As children and teenagers, we all have things that we are insecure about. Hell, even when we are adults we stand in front of a mirror and pick ourselves apart. I remember, though, there was a time in during my pre-teen/teenage years where I was especially insecure with certain things on my body.
Whether they were things other kids pointed out (little brats), or things I just came to discover were different than others on my own. I would always do my best to hide them. On those occasions where I couldn’t, I felt I needed to defend them. I hated these parts of me.
What a heart wrenching thought. To “hate” parts of you. Parts that were so lovingly and perfectly created.
As I aged and matured, I would think about this from time to time. I finally hit a point where I made a choice. And it is just that, a choice. That decision was to love these individual, quirky, stamps that were sewn into my stitching, if you will.
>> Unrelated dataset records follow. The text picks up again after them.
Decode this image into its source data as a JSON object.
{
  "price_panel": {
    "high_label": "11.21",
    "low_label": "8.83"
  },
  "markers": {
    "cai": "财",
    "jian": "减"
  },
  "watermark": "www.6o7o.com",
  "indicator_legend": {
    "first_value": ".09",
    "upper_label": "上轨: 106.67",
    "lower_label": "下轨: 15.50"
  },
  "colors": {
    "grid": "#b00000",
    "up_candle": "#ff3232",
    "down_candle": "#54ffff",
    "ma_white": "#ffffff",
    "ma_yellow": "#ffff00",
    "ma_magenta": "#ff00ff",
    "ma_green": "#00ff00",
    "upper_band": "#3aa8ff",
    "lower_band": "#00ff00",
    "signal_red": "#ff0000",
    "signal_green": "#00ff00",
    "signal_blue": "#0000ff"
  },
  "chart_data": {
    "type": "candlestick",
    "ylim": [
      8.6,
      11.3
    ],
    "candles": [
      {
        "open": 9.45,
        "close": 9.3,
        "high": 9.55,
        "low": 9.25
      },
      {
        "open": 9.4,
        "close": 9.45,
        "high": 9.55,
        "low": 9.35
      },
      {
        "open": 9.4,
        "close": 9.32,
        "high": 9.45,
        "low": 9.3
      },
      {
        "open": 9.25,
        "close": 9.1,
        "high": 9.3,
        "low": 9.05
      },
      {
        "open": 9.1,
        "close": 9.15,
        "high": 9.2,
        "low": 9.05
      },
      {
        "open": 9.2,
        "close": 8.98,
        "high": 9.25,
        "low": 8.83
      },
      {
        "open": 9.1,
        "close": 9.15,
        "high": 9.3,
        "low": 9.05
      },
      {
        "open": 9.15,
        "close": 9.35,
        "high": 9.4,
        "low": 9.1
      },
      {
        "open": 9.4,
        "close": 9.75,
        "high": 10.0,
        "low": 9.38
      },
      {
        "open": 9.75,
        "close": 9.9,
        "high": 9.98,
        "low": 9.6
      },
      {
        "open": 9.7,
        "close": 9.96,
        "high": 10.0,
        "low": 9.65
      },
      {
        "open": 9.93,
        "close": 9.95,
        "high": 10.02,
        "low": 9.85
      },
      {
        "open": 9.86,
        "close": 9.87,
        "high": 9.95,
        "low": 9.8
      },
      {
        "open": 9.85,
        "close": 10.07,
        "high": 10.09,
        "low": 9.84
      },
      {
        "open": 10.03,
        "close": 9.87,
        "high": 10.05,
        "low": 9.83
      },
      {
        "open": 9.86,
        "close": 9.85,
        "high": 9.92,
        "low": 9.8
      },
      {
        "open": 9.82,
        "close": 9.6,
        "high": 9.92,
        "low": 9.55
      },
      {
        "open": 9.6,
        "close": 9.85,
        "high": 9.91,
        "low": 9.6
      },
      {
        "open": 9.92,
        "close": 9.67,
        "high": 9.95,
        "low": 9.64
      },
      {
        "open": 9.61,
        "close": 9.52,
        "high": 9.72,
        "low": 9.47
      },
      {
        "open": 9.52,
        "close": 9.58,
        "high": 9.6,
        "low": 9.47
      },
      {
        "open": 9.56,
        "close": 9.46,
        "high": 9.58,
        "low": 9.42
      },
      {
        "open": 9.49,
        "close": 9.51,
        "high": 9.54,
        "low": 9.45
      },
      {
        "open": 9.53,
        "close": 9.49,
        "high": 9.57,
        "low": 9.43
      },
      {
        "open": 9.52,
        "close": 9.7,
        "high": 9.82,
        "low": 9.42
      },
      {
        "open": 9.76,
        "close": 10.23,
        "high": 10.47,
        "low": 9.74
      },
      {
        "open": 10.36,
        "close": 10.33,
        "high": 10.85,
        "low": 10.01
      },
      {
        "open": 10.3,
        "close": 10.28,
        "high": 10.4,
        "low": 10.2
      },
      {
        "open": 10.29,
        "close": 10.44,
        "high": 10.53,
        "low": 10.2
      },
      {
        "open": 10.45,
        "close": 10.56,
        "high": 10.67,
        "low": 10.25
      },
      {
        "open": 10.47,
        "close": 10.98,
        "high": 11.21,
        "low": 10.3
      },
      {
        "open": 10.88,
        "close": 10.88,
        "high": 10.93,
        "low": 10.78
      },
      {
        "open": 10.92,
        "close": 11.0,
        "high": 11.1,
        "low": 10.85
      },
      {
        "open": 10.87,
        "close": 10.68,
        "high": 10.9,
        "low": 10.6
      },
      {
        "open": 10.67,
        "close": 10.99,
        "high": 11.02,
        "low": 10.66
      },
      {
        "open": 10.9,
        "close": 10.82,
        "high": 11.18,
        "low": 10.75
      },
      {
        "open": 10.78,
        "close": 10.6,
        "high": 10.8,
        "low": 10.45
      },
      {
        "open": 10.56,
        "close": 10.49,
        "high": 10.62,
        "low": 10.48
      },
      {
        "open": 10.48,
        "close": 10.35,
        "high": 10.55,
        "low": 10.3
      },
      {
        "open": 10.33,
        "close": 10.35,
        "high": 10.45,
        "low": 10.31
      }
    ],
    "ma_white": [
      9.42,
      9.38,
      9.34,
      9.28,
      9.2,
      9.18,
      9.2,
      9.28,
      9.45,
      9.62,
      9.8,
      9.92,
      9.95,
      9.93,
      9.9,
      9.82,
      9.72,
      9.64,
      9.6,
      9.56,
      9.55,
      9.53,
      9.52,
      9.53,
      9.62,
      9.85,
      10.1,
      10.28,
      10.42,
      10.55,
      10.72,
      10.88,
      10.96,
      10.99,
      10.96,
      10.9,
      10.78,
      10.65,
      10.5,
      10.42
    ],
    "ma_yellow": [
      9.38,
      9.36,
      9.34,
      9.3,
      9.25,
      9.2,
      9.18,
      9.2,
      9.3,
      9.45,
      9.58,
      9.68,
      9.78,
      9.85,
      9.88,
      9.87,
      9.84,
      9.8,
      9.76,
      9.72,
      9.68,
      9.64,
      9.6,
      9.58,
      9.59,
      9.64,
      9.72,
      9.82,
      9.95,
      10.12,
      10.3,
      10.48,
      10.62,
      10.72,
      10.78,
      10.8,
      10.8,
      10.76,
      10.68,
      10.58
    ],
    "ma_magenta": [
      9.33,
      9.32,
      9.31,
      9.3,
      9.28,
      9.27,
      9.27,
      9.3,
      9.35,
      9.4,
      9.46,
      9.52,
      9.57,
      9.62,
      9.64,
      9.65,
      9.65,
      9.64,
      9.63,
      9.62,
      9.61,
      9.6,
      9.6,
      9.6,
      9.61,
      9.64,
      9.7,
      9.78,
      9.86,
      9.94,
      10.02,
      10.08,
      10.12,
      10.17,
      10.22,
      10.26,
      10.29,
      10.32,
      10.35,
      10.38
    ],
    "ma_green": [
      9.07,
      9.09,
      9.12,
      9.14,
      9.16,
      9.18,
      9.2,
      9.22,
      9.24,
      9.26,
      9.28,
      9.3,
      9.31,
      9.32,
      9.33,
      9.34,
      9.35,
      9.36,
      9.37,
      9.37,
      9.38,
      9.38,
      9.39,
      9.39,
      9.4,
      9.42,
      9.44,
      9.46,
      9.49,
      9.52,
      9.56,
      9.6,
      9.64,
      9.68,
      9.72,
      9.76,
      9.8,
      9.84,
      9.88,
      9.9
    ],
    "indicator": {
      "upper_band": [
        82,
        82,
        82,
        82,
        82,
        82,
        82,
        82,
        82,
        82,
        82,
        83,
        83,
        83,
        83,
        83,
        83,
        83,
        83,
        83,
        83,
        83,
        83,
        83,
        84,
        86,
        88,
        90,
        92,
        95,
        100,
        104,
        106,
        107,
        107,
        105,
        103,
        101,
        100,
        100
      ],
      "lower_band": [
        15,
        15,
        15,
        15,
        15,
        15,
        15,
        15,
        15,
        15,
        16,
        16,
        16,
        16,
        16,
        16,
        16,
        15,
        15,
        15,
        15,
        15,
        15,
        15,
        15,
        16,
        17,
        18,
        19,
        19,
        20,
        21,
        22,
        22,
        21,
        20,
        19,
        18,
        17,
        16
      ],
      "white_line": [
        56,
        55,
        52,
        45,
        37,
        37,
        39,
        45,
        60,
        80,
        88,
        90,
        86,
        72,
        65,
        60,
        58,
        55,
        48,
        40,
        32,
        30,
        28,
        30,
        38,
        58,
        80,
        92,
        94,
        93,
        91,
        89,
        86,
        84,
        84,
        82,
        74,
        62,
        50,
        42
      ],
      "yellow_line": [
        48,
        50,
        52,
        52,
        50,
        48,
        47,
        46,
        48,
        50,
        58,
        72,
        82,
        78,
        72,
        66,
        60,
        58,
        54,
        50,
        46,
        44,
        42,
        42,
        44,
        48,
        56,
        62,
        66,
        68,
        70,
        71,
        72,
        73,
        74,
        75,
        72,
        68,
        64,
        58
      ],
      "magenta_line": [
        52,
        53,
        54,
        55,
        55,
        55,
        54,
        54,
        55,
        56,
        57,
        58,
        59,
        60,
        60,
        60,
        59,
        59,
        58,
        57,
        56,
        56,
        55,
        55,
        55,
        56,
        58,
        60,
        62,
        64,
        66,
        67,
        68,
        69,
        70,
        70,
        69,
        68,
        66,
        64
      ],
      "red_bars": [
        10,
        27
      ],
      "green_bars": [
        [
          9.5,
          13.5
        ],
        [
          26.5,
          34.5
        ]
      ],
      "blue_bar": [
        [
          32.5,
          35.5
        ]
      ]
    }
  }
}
I decided to show them off in this post. It is a little more vulnerable, if I am being honest. I have come to really adore these marks and bits, absolutely. However, I have never fully put them on display, all at once, in broad daylight. I’m kind of excited to do so. A proclamation of self love, like I am shouting it from the rooftops.
I wanted this to be raw. So, I didn’t have someone take the pictures for me, I didn’t have on any makeup or turn on any glamorous lighting. I shot these myself, fresh out of the shower, in God’s natural light to show what He created to make me special.
My hope from this is that you would do the same. Learn to love every part of yourself. Every inch. It is unique to you and your body, and that is a beautiful thing.
I refuse to still call these “flaws” as I once did. What about you? Are you going to do the same for yourself?
Love what makes you, you. Love how special your body is. And stop being a hag.